Lambert partecipa naturalmente anche ai progetti del sassofonista alto Francois Carrier. E ovviamente continua l’esperienza russa in trio con Alexey Lapin. “Freedom is space for the spirit“, ultimo cd per la FMR, richiama temporalità ed umanesimi della musica che forse non sono più disponibili, ma la bellezza e la bravura di questo trio è sempre evento che mi fa piacere sottolineare.
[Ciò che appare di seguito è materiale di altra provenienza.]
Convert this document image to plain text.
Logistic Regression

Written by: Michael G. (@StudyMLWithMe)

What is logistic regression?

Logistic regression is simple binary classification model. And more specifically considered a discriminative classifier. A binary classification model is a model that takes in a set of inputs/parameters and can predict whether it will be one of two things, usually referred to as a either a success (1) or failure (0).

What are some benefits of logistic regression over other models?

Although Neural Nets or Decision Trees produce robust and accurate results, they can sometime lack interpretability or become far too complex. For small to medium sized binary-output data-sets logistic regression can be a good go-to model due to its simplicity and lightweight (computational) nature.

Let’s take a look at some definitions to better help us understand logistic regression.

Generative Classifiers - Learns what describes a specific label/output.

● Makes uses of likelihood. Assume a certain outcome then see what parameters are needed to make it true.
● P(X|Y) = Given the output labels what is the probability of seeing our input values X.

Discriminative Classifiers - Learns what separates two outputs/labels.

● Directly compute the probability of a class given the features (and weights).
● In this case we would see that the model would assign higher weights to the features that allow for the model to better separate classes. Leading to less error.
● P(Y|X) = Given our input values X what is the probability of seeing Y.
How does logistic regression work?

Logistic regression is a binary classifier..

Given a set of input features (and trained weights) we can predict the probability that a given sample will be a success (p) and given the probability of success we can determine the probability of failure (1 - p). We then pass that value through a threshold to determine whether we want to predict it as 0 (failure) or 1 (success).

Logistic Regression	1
Registrato dal vivo all’Experimental Sound Gallery di S.Pietroburgo il 29 maggio 2014, è un’ennesima dimostrazione di come percepire in maniera diretta quell’emozione senza retorica del jazz, quando è ricco di prospettive, visioni e rappresentazioni ben congegnate. Fraseggi repentini e climax ripetuti danno sfondo ad un concerto che cresce di valore in proporzione, dando il massimo nelle aperture spasmodiche di Happiness not for Sale!, nel ricordo risultante da un connubio tra un night-club ed un auditorium in Nevsky Prospect e nelle plurime sfaccettature dei 23 minuti di Land of Paradoxes. Il legato incredibile e la forza espressiva di Carrier, il piano tenero, dreamy ed introspettivo di Lapin, nonchè i ricami a corrente alternata di energia di Lambert, sono qualità che solo in questo trio possono essere pienamente accertate. Mi ripeto: arte musicale astratta allo stato puro.